Low cost or free software tools have the biggest potential to create wealth. Most startups are started by people with very little money and a big appetite for risk. For a big company, spending $5000 on a software license to develop a new product is barely noticeable. But to a college student working on an idea, anything more than probably $100 is totally out of the question. Building and releasing free software tools is effectively a way to invest in a huge number of people. Once that small initial cost barrier of software and a laptop is overcome, it’s possible to create wealth thousands to millions of times what you paid by injecting your own labor and education. The education part can be free since anyone can learn to code online for free in a year or less. The labor part is extremely high leverage because of the number of available software tools that speed up development and because the internet solves the distribution problem. The result is a web of tools creating other tools and creating massive wealth very quickly with huge margins and small capital input. 

It’s easy to see how strategic policy can encourage this effect. Governments should freely distribute any tools that they create and should have a group dedicated to building high leverage tools. The US government shares many of its unclassified software tools at code.gov, which currently hosts about 6500 repositories. Other agencies release their tools through additional code repositories and technology transfer programs. These agencies include NSA, DHS, USGS, FAA, USDA, and the military.
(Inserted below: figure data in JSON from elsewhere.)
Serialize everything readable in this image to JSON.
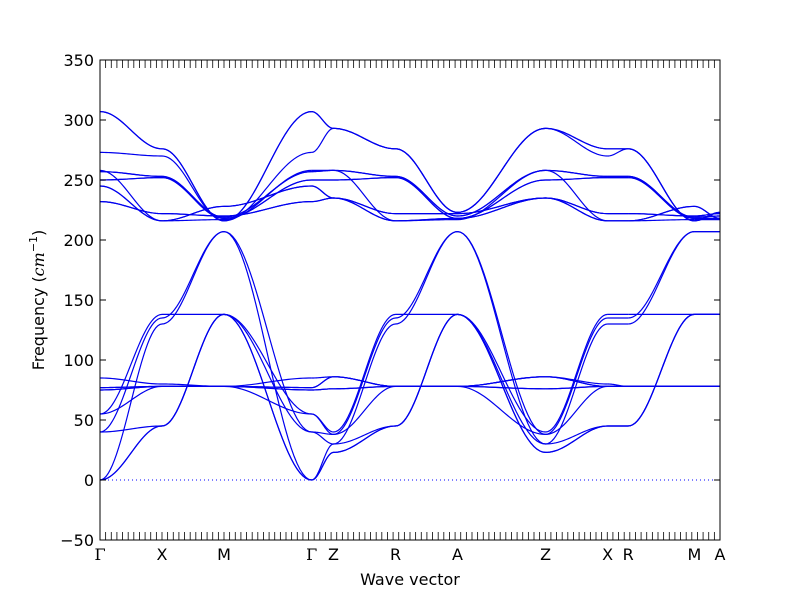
{
  "chart_data": {
    "type": "line",
    "title": "",
    "xlabel": "Wave vector",
    "ylabel_text": "Frequency (",
    "ylabel_unit_base": "cm",
    "ylabel_unit_exp": "−1",
    "ylabel_close": ")",
    "ylim": [
      -50,
      350
    ],
    "yticks": [
      -50,
      0,
      50,
      100,
      150,
      200,
      250,
      300,
      350
    ],
    "xlim": [
      0,
      15
    ],
    "grid": false,
    "legend": "none",
    "line_color": "#0000ee",
    "zero_line_color": "#0000ff",
    "high_symmetry_points": [
      {
        "label": "Γ",
        "x": 0
      },
      {
        "label": "X",
        "x": 1.5
      },
      {
        "label": "M",
        "x": 3.0
      },
      {
        "label": "Γ",
        "x": 5.12
      },
      {
        "label": "Z",
        "x": 5.65
      },
      {
        "label": "R",
        "x": 7.15
      },
      {
        "label": "A",
        "x": 8.65
      },
      {
        "label": "Z",
        "x": 10.78
      },
      {
        "label": "X",
        "x": 12.28
      },
      {
        "label": "R",
        "x": 12.78
      },
      {
        "label": "M",
        "x": 14.38
      },
      {
        "label": "A",
        "x": 15.0
      }
    ],
    "segments": [
      {
        "from": "Γ",
        "to": "X",
        "x": [
          0,
          1.5
        ],
        "branches": [
          [
            0,
            45
          ],
          [
            0,
            45
          ],
          [
            0,
            130
          ],
          [
            40,
            45
          ],
          [
            40,
            135
          ],
          [
            55,
            78
          ],
          [
            55,
            138
          ],
          [
            75,
            78
          ],
          [
            75,
            78
          ],
          [
            77,
            78
          ],
          [
            77,
            78
          ],
          [
            85,
            80
          ],
          [
            232,
            222
          ],
          [
            232,
            222
          ],
          [
            245,
            216
          ],
          [
            245,
            216
          ],
          [
            250,
            252
          ],
          [
            250,
            252
          ],
          [
            257,
            253
          ],
          [
            257,
            253
          ],
          [
            258,
            216
          ],
          [
            273,
            270
          ],
          [
            307,
            276
          ],
          [
            307,
            276
          ]
        ]
      },
      {
        "from": "X",
        "to": "M",
        "x": [
          1.5,
          3.0
        ],
        "branches": [
          [
            45,
            138
          ],
          [
            45,
            138
          ],
          [
            130,
            207
          ],
          [
            45,
            138
          ],
          [
            135,
            207
          ],
          [
            78,
            78
          ],
          [
            138,
            138
          ],
          [
            78,
            78
          ],
          [
            78,
            78
          ],
          [
            78,
            78
          ],
          [
            78,
            78
          ],
          [
            80,
            78
          ],
          [
            222,
            220
          ],
          [
            222,
            220
          ],
          [
            216,
            228
          ],
          [
            216,
            228
          ],
          [
            252,
            218
          ],
          [
            252,
            218
          ],
          [
            253,
            219
          ],
          [
            253,
            219
          ],
          [
            216,
            217
          ],
          [
            270,
            216
          ],
          [
            276,
            216
          ],
          [
            276,
            216
          ]
        ]
      },
      {
        "from": "M",
        "to": "Γ",
        "x": [
          3.0,
          5.12
        ],
        "branches": [
          [
            138,
            0
          ],
          [
            138,
            0
          ],
          [
            207,
            0
          ],
          [
            138,
            40
          ],
          [
            207,
            40
          ],
          [
            78,
            55
          ],
          [
            138,
            55
          ],
          [
            78,
            75
          ],
          [
            78,
            75
          ],
          [
            78,
            77
          ],
          [
            78,
            77
          ],
          [
            78,
            85
          ],
          [
            220,
            232
          ],
          [
            220,
            232
          ],
          [
            228,
            245
          ],
          [
            228,
            245
          ],
          [
            218,
            250
          ],
          [
            218,
            250
          ],
          [
            219,
            257
          ],
          [
            219,
            257
          ],
          [
            217,
            258
          ],
          [
            216,
            273
          ],
          [
            216,
            307
          ],
          [
            216,
            307
          ]
        ]
      },
      {
        "from": "Γ",
        "to": "Z",
        "x": [
          5.12,
          5.65
        ],
        "branches": [
          [
            0,
            23
          ],
          [
            0,
            23
          ],
          [
            0,
            30
          ],
          [
            40,
            30
          ],
          [
            40,
            38
          ],
          [
            55,
            38
          ],
          [
            55,
            40
          ],
          [
            75,
            76
          ],
          [
            75,
            76
          ],
          [
            77,
            86
          ],
          [
            77,
            86
          ],
          [
            85,
            86
          ],
          [
            232,
            235
          ],
          [
            232,
            235
          ],
          [
            245,
            235
          ],
          [
            245,
            235
          ],
          [
            250,
            250
          ],
          [
            250,
            250
          ],
          [
            257,
            258
          ],
          [
            257,
            258
          ],
          [
            258,
            258
          ],
          [
            273,
            293
          ],
          [
            307,
            293
          ],
          [
            307,
            293
          ]
        ]
      },
      {
        "from": "Z",
        "to": "R",
        "x": [
          5.65,
          7.15
        ],
        "branches": [
          [
            23,
            45
          ],
          [
            23,
            45
          ],
          [
            30,
            130
          ],
          [
            30,
            45
          ],
          [
            38,
            135
          ],
          [
            38,
            78
          ],
          [
            40,
            138
          ],
          [
            76,
            78
          ],
          [
            76,
            78
          ],
          [
            86,
            78
          ],
          [
            86,
            78
          ],
          [
            86,
            78
          ],
          [
            235,
            222
          ],
          [
            235,
            222
          ],
          [
            235,
            216
          ],
          [
            235,
            216
          ],
          [
            250,
            252
          ],
          [
            250,
            252
          ],
          [
            258,
            253
          ],
          [
            258,
            253
          ],
          [
            258,
            216
          ],
          [
            293,
            276
          ],
          [
            293,
            276
          ],
          [
            293,
            276
          ]
        ]
      },
      {
        "from": "R",
        "to": "A",
        "x": [
          7.15,
          8.65
        ],
        "branches": [
          [
            45,
            138
          ],
          [
            45,
            138
          ],
          [
            130,
            207
          ],
          [
            45,
            138
          ],
          [
            135,
            207
          ],
          [
            78,
            78
          ],
          [
            138,
            138
          ],
          [
            78,
            78
          ],
          [
            78,
            78
          ],
          [
            78,
            78
          ],
          [
            78,
            78
          ],
          [
            78,
            78
          ],
          [
            222,
            222
          ],
          [
            222,
            222
          ],
          [
            216,
            218
          ],
          [
            216,
            218
          ],
          [
            252,
            218
          ],
          [
            252,
            218
          ],
          [
            253,
            220
          ],
          [
            253,
            220
          ],
          [
            216,
            217
          ],
          [
            276,
            223
          ],
          [
            276,
            223
          ],
          [
            276,
            223
          ]
        ]
      },
      {
        "from": "A",
        "to": "Z",
        "x": [
          8.65,
          10.78
        ],
        "branches": [
          [
            138,
            23
          ],
          [
            138,
            23
          ],
          [
            207,
            30
          ],
          [
            138,
            30
          ],
          [
            207,
            38
          ],
          [
            78,
            38
          ],
          [
            138,
            40
          ],
          [
            78,
            76
          ],
          [
            78,
            76
          ],
          [
            78,
            86
          ],
          [
            78,
            86
          ],
          [
            78,
            86
          ],
          [
            222,
            235
          ],
          [
            222,
            235
          ],
          [
            218,
            235
          ],
          [
            218,
            235
          ],
          [
            218,
            250
          ],
          [
            218,
            250
          ],
          [
            220,
            258
          ],
          [
            220,
            258
          ],
          [
            217,
            258
          ],
          [
            223,
            293
          ],
          [
            223,
            293
          ],
          [
            223,
            293
          ]
        ]
      },
      {
        "from": "Z",
        "to": "X",
        "x": [
          10.78,
          12.28
        ],
        "branches": [
          [
            23,
            45
          ],
          [
            23,
            45
          ],
          [
            30,
            130
          ],
          [
            30,
            45
          ],
          [
            38,
            135
          ],
          [
            38,
            78
          ],
          [
            40,
            138
          ],
          [
            76,
            78
          ],
          [
            76,
            78
          ],
          [
            86,
            78
          ],
          [
            86,
            78
          ],
          [
            86,
            80
          ],
          [
            235,
            222
          ],
          [
            235,
            222
          ],
          [
            235,
            216
          ],
          [
            235,
            216
          ],
          [
            250,
            252
          ],
          [
            250,
            252
          ],
          [
            258,
            253
          ],
          [
            258,
            253
          ],
          [
            258,
            216
          ],
          [
            293,
            270
          ],
          [
            293,
            276
          ],
          [
            293,
            276
          ]
        ]
      },
      {
        "from": "X",
        "to": "R",
        "x": [
          12.28,
          12.78
        ],
        "branches": [
          [
            45,
            45
          ],
          [
            45,
            45
          ],
          [
            130,
            130
          ],
          [
            45,
            45
          ],
          [
            135,
            135
          ],
          [
            78,
            78
          ],
          [
            138,
            138
          ],
          [
            78,
            78
          ],
          [
            78,
            78
          ],
          [
            78,
            78
          ],
          [
            78,
            78
          ],
          [
            80,
            78
          ],
          [
            222,
            222
          ],
          [
            222,
            222
          ],
          [
            216,
            216
          ],
          [
            216,
            216
          ],
          [
            252,
            252
          ],
          [
            252,
            252
          ],
          [
            253,
            253
          ],
          [
            253,
            253
          ],
          [
            216,
            216
          ],
          [
            270,
            276
          ],
          [
            276,
            276
          ],
          [
            276,
            276
          ]
        ]
      },
      {
        "from": "R",
        "to": "M",
        "x": [
          12.78,
          14.38
        ],
        "branches": [
          [
            45,
            138
          ],
          [
            45,
            138
          ],
          [
            130,
            207
          ],
          [
            45,
            138
          ],
          [
            135,
            207
          ],
          [
            78,
            78
          ],
          [
            138,
            138
          ],
          [
            78,
            78
          ],
          [
            78,
            78
          ],
          [
            78,
            78
          ],
          [
            78,
            78
          ],
          [
            78,
            78
          ],
          [
            222,
            220
          ],
          [
            222,
            220
          ],
          [
            216,
            228
          ],
          [
            216,
            228
          ],
          [
            252,
            218
          ],
          [
            252,
            218
          ],
          [
            253,
            219
          ],
          [
            253,
            219
          ],
          [
            216,
            217
          ],
          [
            276,
            216
          ],
          [
            276,
            216
          ],
          [
            276,
            216
          ]
        ]
      },
      {
        "from": "M",
        "to": "A",
        "x": [
          14.38,
          15.0
        ],
        "branches": [
          [
            138,
            138
          ],
          [
            138,
            138
          ],
          [
            207,
            207
          ],
          [
            138,
            138
          ],
          [
            207,
            207
          ],
          [
            78,
            78
          ],
          [
            138,
            138
          ],
          [
            78,
            78
          ],
          [
            78,
            78
          ],
          [
            78,
            78
          ],
          [
            78,
            78
          ],
          [
            78,
            78
          ],
          [
            220,
            222
          ],
          [
            220,
            222
          ],
          [
            228,
            218
          ],
          [
            228,
            218
          ],
          [
            218,
            218
          ],
          [
            218,
            218
          ],
          [
            219,
            220
          ],
          [
            219,
            220
          ],
          [
            217,
            217
          ],
          [
            216,
            223
          ],
          [
            216,
            223
          ],
          [
            216,
            223
          ]
        ]
      }
    ]
  }
}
The US government also has many national labs that work on building tools (software, hardware, and processes) that are released to the public. However, I don’t know of any US government organization that specifically builds high leverage software tools to make technology more accessible. Why doesn’t the government create things like pyTorch or TensorFlow? Identifying new technologies and writing powerful, general use tools that make the technology easy to use would not only help the US economy, it would help the world. And lifting the global economy is good for global stability.

The takeaway from all of this is simple: if you want to create a lot of wealth, build the highest leverage tool you possibly can. It should be something that other people can start companies around. And it should probably (but not necessarily) be software.